The custom chipset from Broadcom called the BCM2835 which was developed especially for use on the Raspberry Pi and performs impressively even when measured against some of the most recently released smart phones such as the iphone 4s. The GPU in particular apparently provides twice the performance of the iphone and is expected to outperform Nvidia’s latest mobile chipset.
The Raspberry Pi has been available for purchase as a developer release for a few months now, high demand has outstripped supply for these devices throughout most of this period and made them somewhat difficult to acquire.
The model B Raspberry Pi uses a maximum of 3.5 watts (depending on CPU load), generates little to no heat, has no moving parts and hence makes no noise making this device idea to leave running constantly whilst hooked up to a TV for instant internet and email access much like you would find on a “Smart TV” but for a fraction of the price.
It is also possible to install XBMC media centre on to the Raspberry Pi which provides a user friendly and aesthetically pleasing user interface through which to play your media (both music and video) shared from local network locations in your home of office. The Broadcom chipset used is able to decode high definition video which allows for a wide range of quite demanding content to be played.
As previously mentioned the intended market for this device is schools and aims to provide a low cost versatile platform which aims to train a new generation of computer programmers. A compatible version of a program called scratch provides a graphical interface from which commands can be compiled into a program which control and cat or other animated character, needless to say this something aimed at young children with the intension of instilling some of the essential principles of computer programming.
With its excellent video performance and low power consumption this device would make a very good terminal client and with more of our data being stored and accessed online this could soon be all that is required to access work and day to day web content such as media and email.
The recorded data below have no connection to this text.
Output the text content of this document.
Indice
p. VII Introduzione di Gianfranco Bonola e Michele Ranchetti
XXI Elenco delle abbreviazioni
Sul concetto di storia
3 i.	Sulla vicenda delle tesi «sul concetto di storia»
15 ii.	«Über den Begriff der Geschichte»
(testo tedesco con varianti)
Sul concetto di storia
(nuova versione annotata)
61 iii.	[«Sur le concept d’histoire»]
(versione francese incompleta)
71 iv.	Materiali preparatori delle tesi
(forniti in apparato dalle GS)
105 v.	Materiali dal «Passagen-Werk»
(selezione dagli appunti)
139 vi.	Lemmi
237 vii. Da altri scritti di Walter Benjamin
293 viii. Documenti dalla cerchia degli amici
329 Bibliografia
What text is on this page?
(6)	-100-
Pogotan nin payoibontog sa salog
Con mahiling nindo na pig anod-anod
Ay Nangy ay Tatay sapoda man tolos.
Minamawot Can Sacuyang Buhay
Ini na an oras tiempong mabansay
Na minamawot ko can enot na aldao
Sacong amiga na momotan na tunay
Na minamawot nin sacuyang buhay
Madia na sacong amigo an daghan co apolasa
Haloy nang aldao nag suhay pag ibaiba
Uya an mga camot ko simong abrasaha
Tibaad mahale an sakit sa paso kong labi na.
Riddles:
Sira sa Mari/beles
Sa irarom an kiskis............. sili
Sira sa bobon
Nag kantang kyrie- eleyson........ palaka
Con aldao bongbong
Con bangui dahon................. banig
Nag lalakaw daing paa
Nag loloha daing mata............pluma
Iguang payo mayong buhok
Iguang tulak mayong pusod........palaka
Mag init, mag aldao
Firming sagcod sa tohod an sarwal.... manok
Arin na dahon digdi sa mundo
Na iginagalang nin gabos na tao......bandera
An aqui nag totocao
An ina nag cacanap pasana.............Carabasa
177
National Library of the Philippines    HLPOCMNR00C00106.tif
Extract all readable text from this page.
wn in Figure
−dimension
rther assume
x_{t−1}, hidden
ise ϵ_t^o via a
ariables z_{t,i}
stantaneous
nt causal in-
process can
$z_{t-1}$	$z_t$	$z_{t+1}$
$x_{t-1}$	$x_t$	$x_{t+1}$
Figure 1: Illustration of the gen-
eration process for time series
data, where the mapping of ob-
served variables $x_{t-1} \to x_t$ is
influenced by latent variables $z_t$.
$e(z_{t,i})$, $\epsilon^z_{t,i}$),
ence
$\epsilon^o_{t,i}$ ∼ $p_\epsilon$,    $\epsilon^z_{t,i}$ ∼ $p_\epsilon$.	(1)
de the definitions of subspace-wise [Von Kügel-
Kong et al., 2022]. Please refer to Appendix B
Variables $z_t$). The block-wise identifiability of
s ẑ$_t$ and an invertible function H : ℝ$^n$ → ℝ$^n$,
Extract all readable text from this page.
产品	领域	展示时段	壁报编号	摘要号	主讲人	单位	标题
In conclusion the Raspberry Pi is a compact, low budget, high quality, versatile device which in the right hands could be used for almost anything.
It has brought a low cost solution for web access and software development to anyone with £35 and could be the beginning of a swing towards the use of such low power devices over tradition laptop and desktop computers.
When the Raspberry Pi is officially release it will apparently be supplied complete in plastic casing and not just a PCB as it would be if you were to buy one at present. I look forward to the release of a second Raspberry Pi with slightly more RAM and onboard wireless connectivity (which I’m sure is inevitable).